Alors pour l'instant, à court terme il n'y a pas d'ambition particulière de coter en bourse notre activité cyberdéfense. Ce que l'on a fait cette année, c'est un détourage de cette activité pour s'assurer que l'on regroupe l'ensemble de nos compétences cyberdéfense dans une entité unique. On a de très fortes ambitions sur le marché de la cyberdéfense. On est numéro 1 sur le marché France, numéro 4 en Europe. On va atteindre, on espère, le milliard d'euros de chiffre d'affaires sur cette activité en 2023. Donc ce détourage a vraiment pour objectif de consolider les équipes, de gagner en efficacité opérationnelle, de pouvoir là aussi monter en puissance en termes d'attractivité, de pouvoir recruter et éventuellement en effet faciliter des opérations de croissance inorganiques à l'avenir. Mais aujourd'hui, Orange Cyberdéfense est une entité qui est 100% filiale d'Orange Business Services. On travaille main dans la main et on sait tous que c'est absolument vital, à la fois pour Orange, Cyberdéfense et Orange Business Services, que l'on mette de la cybersécurité dans tout ce que l'on fait : quand on vend aujourd'hui des solutions, par exemple d'IoT des capteurs industriels, quand on vend de la connectivité et qu'on a des activités réseau, quand on travaille sur des migrations vers le cloud... sur tous ces sujets, l'enjeu cyber est quasiment l'enjeu numéro un des directeurs généraux aujourd'hui et donc, on met à disposition des expertises pour les clients.
Alors OBS aujourd'hui c'est le 5e fournisseur de services IT au niveau mondial avec plus de 7,3 milliards d'euros de chiffre d'affaires, plus de 2 M de clients professionnels. C'est aussi un marché compliqué, on le voit avec Atos qui traverse une crise existentielle, et puis des acteurs comme IBM qui se scindent en deux avec Kyndril pour en faire une machine de guerre sur le territoire. Comment allez-vous vous battre aujourd'hui pour gagner des parts de marché dans ce contexte-là, et croître ? Quelles sont vos ambitions, vos objectifs ?

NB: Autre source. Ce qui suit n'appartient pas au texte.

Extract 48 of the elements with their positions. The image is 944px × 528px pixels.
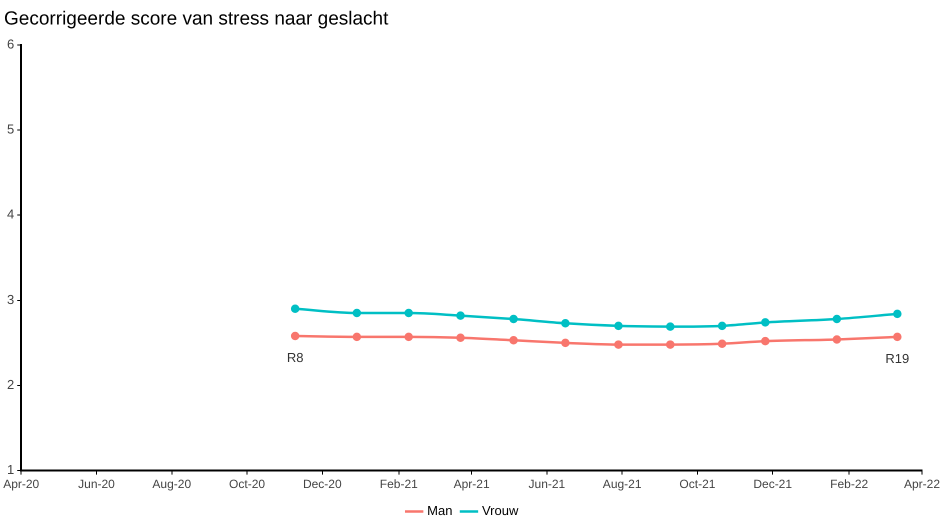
point <box>404 332 413 342</box>
point <box>761 336 770 346</box>
x-tick-label: Apr-22 <box>904 477 940 492</box>
point <box>718 339 726 348</box>
x-tick-label: Dec-21 <box>753 477 792 492</box>
point <box>456 311 465 320</box>
point <box>561 319 570 328</box>
annotation: R19 <box>885 350 910 366</box>
point <box>290 332 300 340</box>
x-tick-label: Apr-20 <box>3 477 40 492</box>
point <box>666 340 675 349</box>
point <box>404 308 413 318</box>
y-tick-label: 3 <box>6 292 14 307</box>
chart-title: Gecorrigeerde score van stress naar geslacht <box>4 8 390 30</box>
legend-label: Vrouw <box>482 503 519 518</box>
point <box>832 314 842 324</box>
point <box>290 304 300 314</box>
x-tick-label: Oct-21 <box>679 477 716 492</box>
point <box>561 338 570 348</box>
point <box>666 322 675 331</box>
x-tick-label: Apr-21 <box>454 477 490 492</box>
x-tick-label: Feb-22 <box>830 477 869 492</box>
point <box>761 318 770 327</box>
y-tick-label: 1 <box>6 462 14 478</box>
annotation: R8 <box>286 350 304 366</box>
x-tick-label: Jun-21 <box>528 477 566 492</box>
point <box>456 334 465 342</box>
point <box>509 314 518 324</box>
point <box>893 310 902 318</box>
x-tick-label: Jun-20 <box>78 477 116 492</box>
point <box>893 332 902 342</box>
x-tick-label: Oct-20 <box>229 477 266 492</box>
point <box>352 332 362 342</box>
y-tick-label: 2 <box>6 377 14 392</box>
x-tick-label: Aug-21 <box>602 477 642 492</box>
legend-label: Man <box>427 503 452 518</box>
x-tick-label: Aug-20 <box>152 477 192 492</box>
point <box>718 322 726 330</box>
y-tick-label: 4 <box>6 206 14 222</box>
point <box>614 322 623 330</box>
y-tick-label: 6 <box>6 36 14 52</box>
y-tick-label: 5 <box>6 122 14 137</box>
point <box>614 340 623 349</box>
point <box>832 335 842 344</box>
x-tick-label: Feb-21 <box>380 477 418 492</box>
x-tick-label: Dec-20 <box>302 477 342 492</box>
point <box>352 308 362 318</box>
point <box>509 336 518 345</box>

Alors on est aujourd'hui en train de retravailler le plan stratégique au niveau global avec l'arrivée de Christel Heydemann qui a pris donc ses fonctions de directrice générale en avril dernier à la tête du groupe Orange. On reviendra donc vers vous plutôt à la rentrée avec une stratégie BtoB Orange consolidée, donc je ne vais pas communiquer globalement là-dessus à ce stade. Par contre, en effet, on a l'ambition d'avoir une stratégie de croissance sur le le marché BtoB pour Orange. On voit encore une fois qu'il y a des besoins sur le marché qui sont très importants de la part de nos clients. Et puis on a ces axes prioritaires de croissance que je vous décrivais tout à l'heure.

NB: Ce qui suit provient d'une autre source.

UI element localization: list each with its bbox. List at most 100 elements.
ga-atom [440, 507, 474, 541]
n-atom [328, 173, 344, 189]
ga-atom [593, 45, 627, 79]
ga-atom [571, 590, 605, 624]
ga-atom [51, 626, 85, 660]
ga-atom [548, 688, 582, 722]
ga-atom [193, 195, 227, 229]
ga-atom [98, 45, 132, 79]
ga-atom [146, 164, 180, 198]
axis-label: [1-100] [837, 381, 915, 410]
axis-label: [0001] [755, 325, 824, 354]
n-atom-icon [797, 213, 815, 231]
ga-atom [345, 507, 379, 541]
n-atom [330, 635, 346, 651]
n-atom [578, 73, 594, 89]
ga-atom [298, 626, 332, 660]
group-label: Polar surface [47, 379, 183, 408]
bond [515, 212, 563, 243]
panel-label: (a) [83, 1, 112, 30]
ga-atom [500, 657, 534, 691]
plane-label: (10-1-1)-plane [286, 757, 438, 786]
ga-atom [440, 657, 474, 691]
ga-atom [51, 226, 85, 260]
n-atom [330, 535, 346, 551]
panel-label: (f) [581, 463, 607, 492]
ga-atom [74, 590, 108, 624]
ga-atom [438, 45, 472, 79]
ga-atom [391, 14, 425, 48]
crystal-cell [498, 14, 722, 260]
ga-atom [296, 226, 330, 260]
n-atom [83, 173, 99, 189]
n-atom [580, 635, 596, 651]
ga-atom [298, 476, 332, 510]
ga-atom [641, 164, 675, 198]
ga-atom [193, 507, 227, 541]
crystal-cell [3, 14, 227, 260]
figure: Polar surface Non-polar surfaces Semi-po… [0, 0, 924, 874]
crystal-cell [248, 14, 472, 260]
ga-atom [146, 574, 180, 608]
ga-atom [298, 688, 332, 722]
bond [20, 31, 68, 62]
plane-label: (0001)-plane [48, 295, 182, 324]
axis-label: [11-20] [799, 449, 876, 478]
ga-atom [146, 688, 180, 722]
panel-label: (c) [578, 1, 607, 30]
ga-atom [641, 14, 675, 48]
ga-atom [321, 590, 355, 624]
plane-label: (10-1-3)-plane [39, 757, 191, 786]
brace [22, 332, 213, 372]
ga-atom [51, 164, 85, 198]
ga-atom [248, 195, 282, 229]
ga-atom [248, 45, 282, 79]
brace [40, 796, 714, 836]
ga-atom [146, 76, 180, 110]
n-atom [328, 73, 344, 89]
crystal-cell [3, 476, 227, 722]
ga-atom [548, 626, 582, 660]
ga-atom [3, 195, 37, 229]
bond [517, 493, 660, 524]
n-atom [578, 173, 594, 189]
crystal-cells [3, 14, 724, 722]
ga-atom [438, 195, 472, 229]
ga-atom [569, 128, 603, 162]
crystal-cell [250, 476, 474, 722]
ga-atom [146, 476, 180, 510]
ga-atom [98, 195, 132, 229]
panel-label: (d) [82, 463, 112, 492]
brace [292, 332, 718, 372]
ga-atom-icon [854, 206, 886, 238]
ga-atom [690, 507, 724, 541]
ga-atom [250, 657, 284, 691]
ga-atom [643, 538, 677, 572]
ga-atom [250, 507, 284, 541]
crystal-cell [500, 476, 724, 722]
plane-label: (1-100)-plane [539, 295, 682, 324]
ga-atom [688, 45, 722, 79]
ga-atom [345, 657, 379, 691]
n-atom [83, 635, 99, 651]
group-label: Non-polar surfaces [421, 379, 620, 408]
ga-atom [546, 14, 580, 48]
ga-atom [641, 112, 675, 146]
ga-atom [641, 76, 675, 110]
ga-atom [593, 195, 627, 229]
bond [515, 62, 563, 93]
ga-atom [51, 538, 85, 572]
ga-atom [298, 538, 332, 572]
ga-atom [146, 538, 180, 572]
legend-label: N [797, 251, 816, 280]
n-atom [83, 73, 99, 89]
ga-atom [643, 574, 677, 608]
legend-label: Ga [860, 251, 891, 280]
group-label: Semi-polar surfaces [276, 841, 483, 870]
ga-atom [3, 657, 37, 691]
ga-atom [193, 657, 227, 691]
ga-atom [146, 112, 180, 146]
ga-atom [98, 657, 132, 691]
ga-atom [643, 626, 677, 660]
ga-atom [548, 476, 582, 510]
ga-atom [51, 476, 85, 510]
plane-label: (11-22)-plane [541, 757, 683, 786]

Comment vous réagissez par rapport à cette complexité d'acteurs et d'arène concurrentielle qui peut bouleverser le marché et aussi peut-être créer des opportunités pour les clients de changer d'opérateurs ou de fournisseurs de services ?

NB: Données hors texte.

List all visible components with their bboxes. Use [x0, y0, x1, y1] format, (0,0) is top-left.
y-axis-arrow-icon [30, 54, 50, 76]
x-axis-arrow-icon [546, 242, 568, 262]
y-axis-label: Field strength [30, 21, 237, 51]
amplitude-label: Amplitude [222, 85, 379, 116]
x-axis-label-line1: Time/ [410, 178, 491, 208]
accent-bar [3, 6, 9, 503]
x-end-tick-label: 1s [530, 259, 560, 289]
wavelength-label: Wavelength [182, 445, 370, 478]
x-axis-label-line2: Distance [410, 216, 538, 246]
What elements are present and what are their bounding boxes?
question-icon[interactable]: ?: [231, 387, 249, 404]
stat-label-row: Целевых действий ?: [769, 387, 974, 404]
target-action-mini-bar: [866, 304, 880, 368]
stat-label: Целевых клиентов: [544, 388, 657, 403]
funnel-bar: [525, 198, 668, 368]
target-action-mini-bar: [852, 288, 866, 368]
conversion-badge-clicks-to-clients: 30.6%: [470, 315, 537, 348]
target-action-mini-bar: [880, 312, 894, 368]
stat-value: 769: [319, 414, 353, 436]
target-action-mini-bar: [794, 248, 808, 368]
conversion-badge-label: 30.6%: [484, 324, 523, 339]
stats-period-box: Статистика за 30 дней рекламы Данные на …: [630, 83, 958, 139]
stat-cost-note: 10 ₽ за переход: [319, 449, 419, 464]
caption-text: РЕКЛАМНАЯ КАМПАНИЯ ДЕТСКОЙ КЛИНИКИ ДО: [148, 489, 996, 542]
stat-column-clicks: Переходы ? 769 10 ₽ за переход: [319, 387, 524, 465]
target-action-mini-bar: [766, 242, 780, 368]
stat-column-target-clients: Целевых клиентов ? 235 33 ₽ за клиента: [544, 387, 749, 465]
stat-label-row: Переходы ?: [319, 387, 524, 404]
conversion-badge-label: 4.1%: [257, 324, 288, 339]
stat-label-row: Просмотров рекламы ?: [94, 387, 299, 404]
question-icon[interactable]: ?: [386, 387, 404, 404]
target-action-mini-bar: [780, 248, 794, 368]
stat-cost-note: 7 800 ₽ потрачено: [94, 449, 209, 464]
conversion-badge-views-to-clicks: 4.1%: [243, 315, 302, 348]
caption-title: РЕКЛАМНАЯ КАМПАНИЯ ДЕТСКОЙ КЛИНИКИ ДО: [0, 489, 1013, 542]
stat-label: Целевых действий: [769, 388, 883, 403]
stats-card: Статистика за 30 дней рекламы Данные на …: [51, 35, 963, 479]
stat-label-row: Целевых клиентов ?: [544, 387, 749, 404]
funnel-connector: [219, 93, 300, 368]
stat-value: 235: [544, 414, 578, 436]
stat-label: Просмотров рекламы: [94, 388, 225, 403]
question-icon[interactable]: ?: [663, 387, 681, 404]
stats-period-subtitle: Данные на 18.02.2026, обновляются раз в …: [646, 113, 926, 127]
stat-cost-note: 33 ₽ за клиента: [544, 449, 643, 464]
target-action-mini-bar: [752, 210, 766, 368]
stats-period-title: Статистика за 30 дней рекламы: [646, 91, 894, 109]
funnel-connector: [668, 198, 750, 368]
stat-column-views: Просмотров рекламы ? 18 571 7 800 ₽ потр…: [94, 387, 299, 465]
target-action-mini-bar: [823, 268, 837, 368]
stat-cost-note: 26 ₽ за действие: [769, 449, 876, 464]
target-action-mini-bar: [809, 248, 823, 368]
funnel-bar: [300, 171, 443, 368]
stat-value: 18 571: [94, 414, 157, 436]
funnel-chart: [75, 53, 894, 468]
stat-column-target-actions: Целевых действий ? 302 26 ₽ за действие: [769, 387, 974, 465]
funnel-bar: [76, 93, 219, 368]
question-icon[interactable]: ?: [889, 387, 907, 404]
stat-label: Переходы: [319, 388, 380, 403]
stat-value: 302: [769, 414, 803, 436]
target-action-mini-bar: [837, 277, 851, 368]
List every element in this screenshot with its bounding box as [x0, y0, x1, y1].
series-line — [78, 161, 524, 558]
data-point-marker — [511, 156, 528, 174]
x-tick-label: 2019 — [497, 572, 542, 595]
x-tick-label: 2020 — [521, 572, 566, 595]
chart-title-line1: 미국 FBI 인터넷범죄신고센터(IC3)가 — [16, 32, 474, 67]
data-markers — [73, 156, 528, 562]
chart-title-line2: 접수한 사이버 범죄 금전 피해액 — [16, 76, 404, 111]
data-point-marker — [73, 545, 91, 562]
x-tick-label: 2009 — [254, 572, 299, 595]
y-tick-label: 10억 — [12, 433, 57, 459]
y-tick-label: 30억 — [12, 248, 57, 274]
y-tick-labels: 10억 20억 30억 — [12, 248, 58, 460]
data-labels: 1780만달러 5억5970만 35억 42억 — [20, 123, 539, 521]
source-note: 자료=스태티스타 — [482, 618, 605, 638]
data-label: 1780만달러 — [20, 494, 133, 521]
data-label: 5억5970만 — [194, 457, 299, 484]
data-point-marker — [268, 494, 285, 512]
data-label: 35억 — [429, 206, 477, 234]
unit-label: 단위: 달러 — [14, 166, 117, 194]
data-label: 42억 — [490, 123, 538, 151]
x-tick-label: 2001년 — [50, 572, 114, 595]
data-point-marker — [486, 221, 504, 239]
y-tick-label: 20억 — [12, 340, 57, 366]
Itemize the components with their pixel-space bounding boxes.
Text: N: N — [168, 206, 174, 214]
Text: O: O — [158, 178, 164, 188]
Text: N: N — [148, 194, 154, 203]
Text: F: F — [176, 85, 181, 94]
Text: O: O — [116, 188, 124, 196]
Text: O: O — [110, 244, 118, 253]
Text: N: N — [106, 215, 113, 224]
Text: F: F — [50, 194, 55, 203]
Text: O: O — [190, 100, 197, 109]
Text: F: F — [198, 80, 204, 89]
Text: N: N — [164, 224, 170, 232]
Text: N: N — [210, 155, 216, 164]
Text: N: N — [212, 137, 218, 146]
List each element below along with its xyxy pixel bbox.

Alors c'est sûr que le marché bouge très vite parce que les technologies bougent très vite. Les usages et les attentes des clients évoluent très rapidement. On voit également que, en effet, il y a des mouvements de marché importants. Après nous on est assez sûr de nos forces dans le sens où on a un positionnement aujourd'hui à la fois un positionnement d'opérateur et l'intégrateur ce qui nous donne une un positionnement assez unique sur le marché. On a ces capacités sur le réseau, des capacités historiques sur la connectivité, on monte en puissance sur les nouveaux métiers, et bien sûr il y a pas mal de questions qui peuvent se poser sur le modèle qui va nous permettre d'aller optimiser notre croissance et de répondre le mieux possible aux attentes de nos clients.